Within its joint-venture consumer healthcare segment GlaxoSmithKline reported £1.38 billion in revenue, up 24% on a constant currency basis from the prior-year period, and driven most by its wellness and skin health segments.

The drag, as should come as no surprise, was GlaxoSmithKline's higher margin pharmaceuticals business which is preparing for the entry of generic competition to COPD and asthma drug Advair. The divestiture of its oncology division naturally weakened its sales results, however, a 20% decline in its established products -- a fancy term for drugs that have either lost patent exclusivity or are nearing that point -- and a 9% drop in sales for its flagship respiratory segment really accelerated the declines and led to an overall 12% tumble in global pharmaceutical sales.

Ignore the Q1 results behind the curtain
If there was one set theme throughout GlaxoSmithKline's quarterly report, it's that you should essentially ignore its Q1 results and any subsequent results over the next couple of quarters and instead focus on the long-term where GlaxoSmithKline offered a more favorable forecast.


Source: GlaxoSmithKline via Facebook

In issuing its first long-term forecast in quite some time, GlaxoSmithKline suggested that, on a constant currency basis between 2016 and 2020, it would be targeting mid-to-high single-digit sales growth in vaccines, mid-single-digit revenue growth in its consumer healthcare segment, and low-single-digit sales growth in its pharmaceutical division, representative of expected weakness from sales of Advair.

According to its own forecasts, GlaxoSmithKline should be considerably more diversified due to its recent reorganization, such that by 2020 it should have nine pharmaceutical products generating 90% of its total pharma revenue as opposed to the just four that are currently generating the bulk of its pharma sales.

Additionally, GlaxoSmithKline drew a line in the sand and forecast that it would continue to pay out 80 pence in dividends to investors between 2015 and 2017. This removed any intermediate doubt that weakening respiratory revenue would cause the company to drastically cut its dividend. Also, considering its £9.3 billion transaction gain, GlaxoSmithKline announced a £1 billion cash return to be paid as a special dividend in the fourth quarter of this year.

This is still hard to overlook
Although GlaxoSmithKline's outlook paints a far better picture than its recent results would suggest, I personally have a hard time overlooking the still slow uptake of its COPD/asthma maintenance therapies designed to replace Advair.

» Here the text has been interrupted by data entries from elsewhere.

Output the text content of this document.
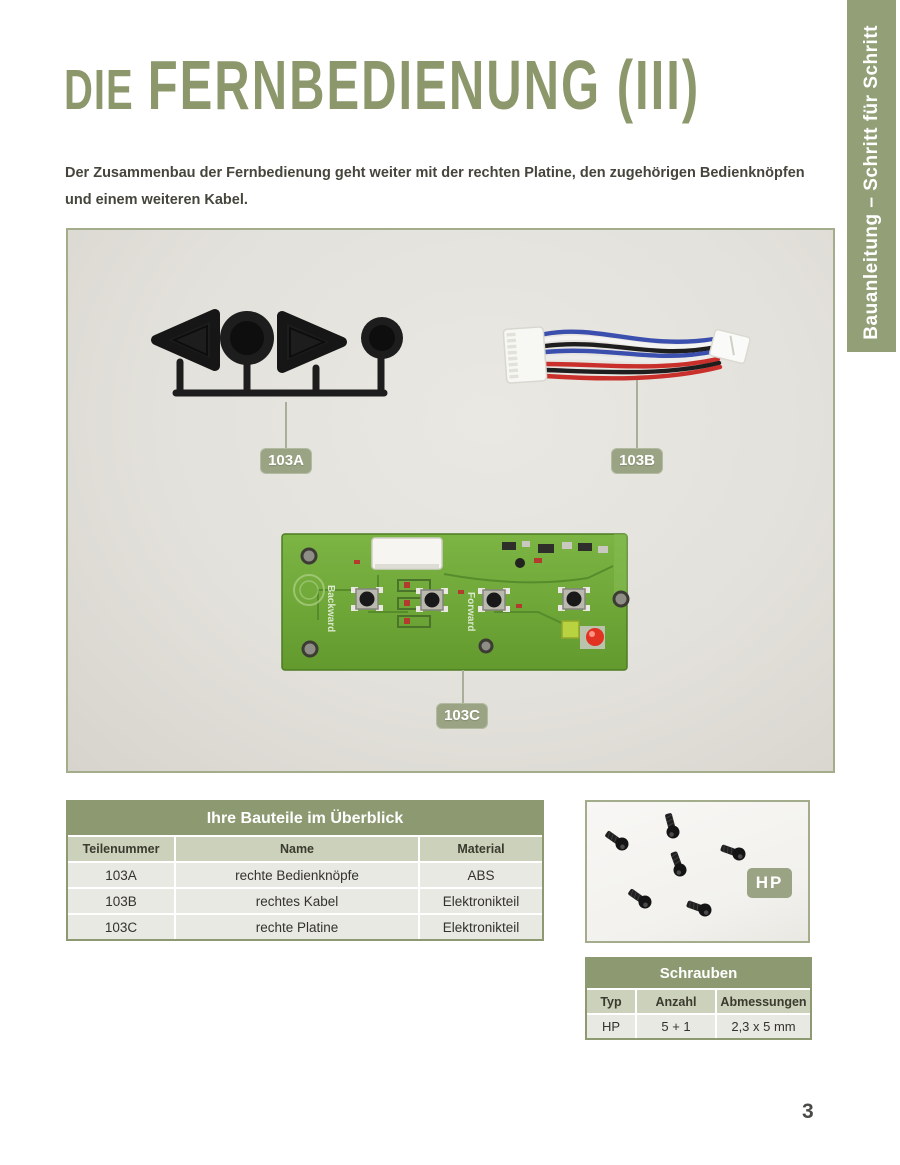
Bauanleitung – Schritt für Schritt
DIE FERNBEDIENUNG (III)

Der Zusammenbau der Fernbedienung geht weiter mit der rechten Platine, den zugehörigen Bedienknöpfen und einem weiteren Kabel.

Backward	Forward
103A	103B
103C
Ihre Bauteile im Überblick
Teilenummer	Name	Material
103A	rechte Bedienknöpfe	ABS
103B	rechtes Kabel	Elektronikteil
103C	rechte Platine	Elektronikteil
HP
Schrauben
Typ	Anzahl	Abmessungen
HP	5 + 1	2,3 x 5 mm
3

Source: GlaxoSmithKline via Flickr

During the quarter, Breo Ellipta produced £41 million in revenue, or about $63 million. Extrapolating this out, Breo after nearly two full years on the market is pacing at just $250 million in annual sales. The more recently launched Anoro Ellipta and Incruse Ellipta generated the equivalent of $18 million and $1.5 million in sales during the quarter.

By comparison, Advair sales tumbled 14% on a constant currency basis to £898 million, including a steep drop-off of 21% in the United States. I find it difficult to suggest that it and partner Theravance, which assisted in the development of Breo, Anoro, Incruse, and Arnuity, are going to be able to counter Advair's sales declines with these four relatively slow-launching COPD and asthma therapies.

What this investor thinks
Overall, GlaxoSmithKline's quarterly results went as planned. The company managed to grow its vaccines and consumer healthcare revenue on the heels of its transformative agreement with Novartis, and Advair weakness continued to plague its highest-margin operations. Perhaps the only real surprise was Glaxo's staunch stand to continue paying a substantial dividend, at least through 2017 (although its one-time agreement gain with Novartis certainly helped that decision).

Unfortunately, I need to see a lot more than a steady dividend before I'm convinced of the health of Glaxo's long-term business model. I'm skeptical that its COPD/asthma therapies can fill Advair's shoes by even 2020, and I remain worried that it could be years before shareholders see true, organic, year-over-year profit growth. As such, I'd suggest keeping Glaxo on your radar, but sticking to the sidelines until we see actual signs of respiratory product portfolio growth.